A voltage spike is a sudden and sharp increase in voltage which can occur in electrical systems. These spikes are often transient or temporary and can be caused by various events such as lightning strikes, power outages, or turning on a large power-consuming device. Voltage spikes can be harmful to electrical equipment since they can exceed the designed operating voltage, potentially causing overheating or damage.

In our textbook exercise, the voltage spike from 110V to 150V plays a critical role in calculating the percentage increase in power output of a light bulb. A voltage spike of this nature raises the voltage across the light bulb, which according to Ohm's Law and the power formula, also increases the power — assuming the resistance does not change.

Resistance

Resistance is an electrical quantity that measures how the device or material reduces the electric current flow through it. Measured in ohms (Ω), resistance is crucial when analyzing circuits and their behavior. The resistance occurs due to collisions between electrons flowing through a conductor and the atoms of the conductor. These collisions convert some electrical energy into heat which is why resistive components like light bulbs heat up when in use.

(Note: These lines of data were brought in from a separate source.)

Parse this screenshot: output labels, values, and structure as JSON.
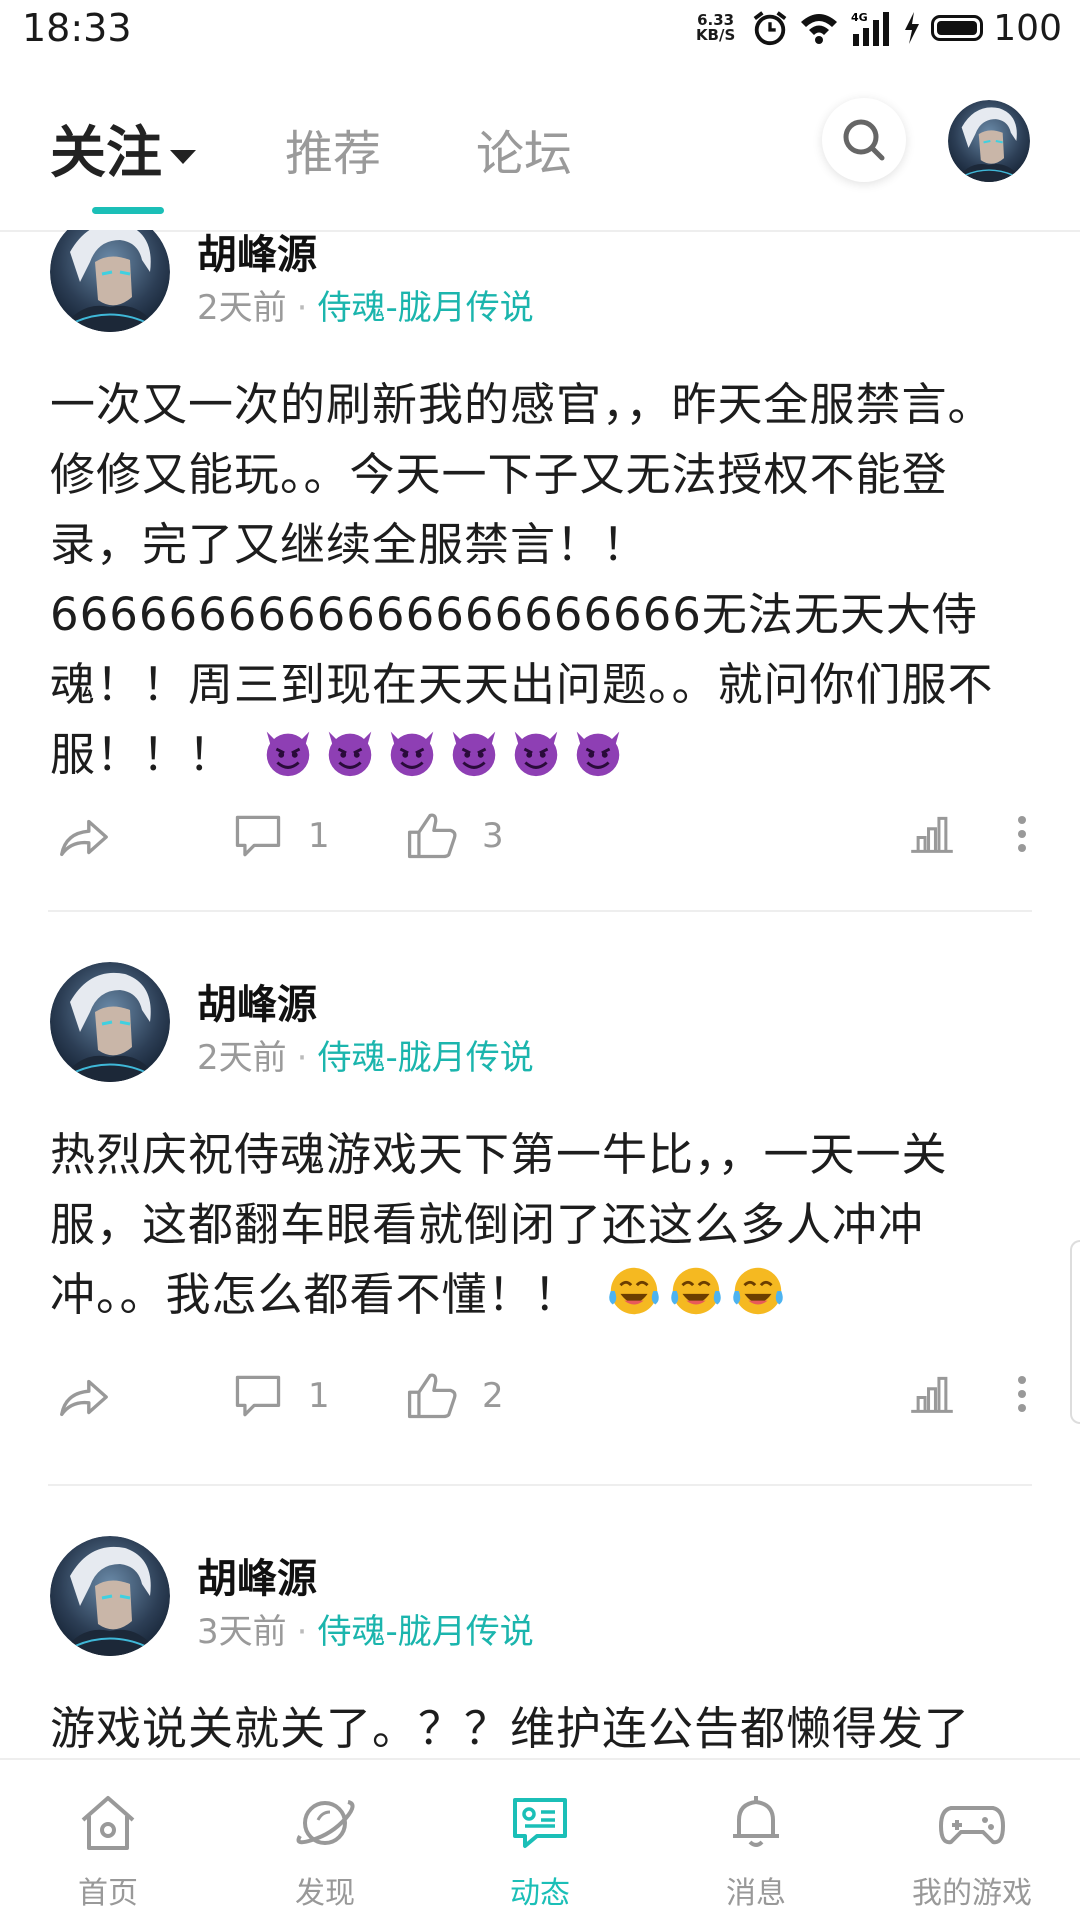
{
  "status_bar": {
    "time": "18:33",
    "net_speed_value": "6.33",
    "net_speed_unit": "KB/S",
    "battery": "100"
  },
  "top_nav": {
    "tabs": [
      {
        "label": "关注"
      },
      {
        "label": "推荐"
      },
      {
        "label": "论坛"
      }
    ]
  },
  "colors": {
    "accent": "#1bbfb7",
    "emoji_devil": "#8e3fb4",
    "emoji_laugh": "#f5b921"
  },
  "posts": [
    {
      "username": "胡峰源",
      "time": "2天前",
      "game": "侍魂-胧月传说",
      "content": "一次又一次的刷新我的感官，，昨天全服禁言。修修又能玩。。今天一下子又无法授权不能登录，完了又继续全服禁言！！6666666666666666666666无法无天大侍魂！！周三到现在天天出问题。。就问你们服不服！！！",
      "emoji": "devil",
      "emoji_count": 6,
      "comments": "1",
      "likes": "3"
    },
    {
      "username": "胡峰源",
      "time": "2天前",
      "game": "侍魂-胧月传说",
      "content": "热烈庆祝侍魂游戏天下第一牛比，，一天一关服，这都翻车眼看就倒闭了还这么多人冲冲冲。。我怎么都看不懂！！",
      "emoji": "tears-of-joy",
      "emoji_count": 3,
      "comments": "1",
      "likes": "2"
    },
    {
      "username": "胡峰源",
      "time": "3天前",
      "game": "侍魂-胧月传说",
      "content": "游戏说关就关了。？？维护连公告都懒得发了"
    }
  ],
  "bottom_nav": {
    "items": [
      {
        "label": "首页"
      },
      {
        "label": "发现"
      },
      {
        "label": "动态"
      },
      {
        "label": "消息"
      },
      {
        "label": "我的游戏"
      }
    ]
  }
}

In our exercise, the filament of the bulb provides resistance to the flow of electric current. Once the resistance is determined, as in step 1 of the solution, it remains constant for the purpose of the exercise. However, in real-life scenarios, resistance can vary with temperature, which can subsequently affect the current and power in a circuit. For simplicity, many problems assume a constant resistance to focus on the fundamental relationships between other quantities.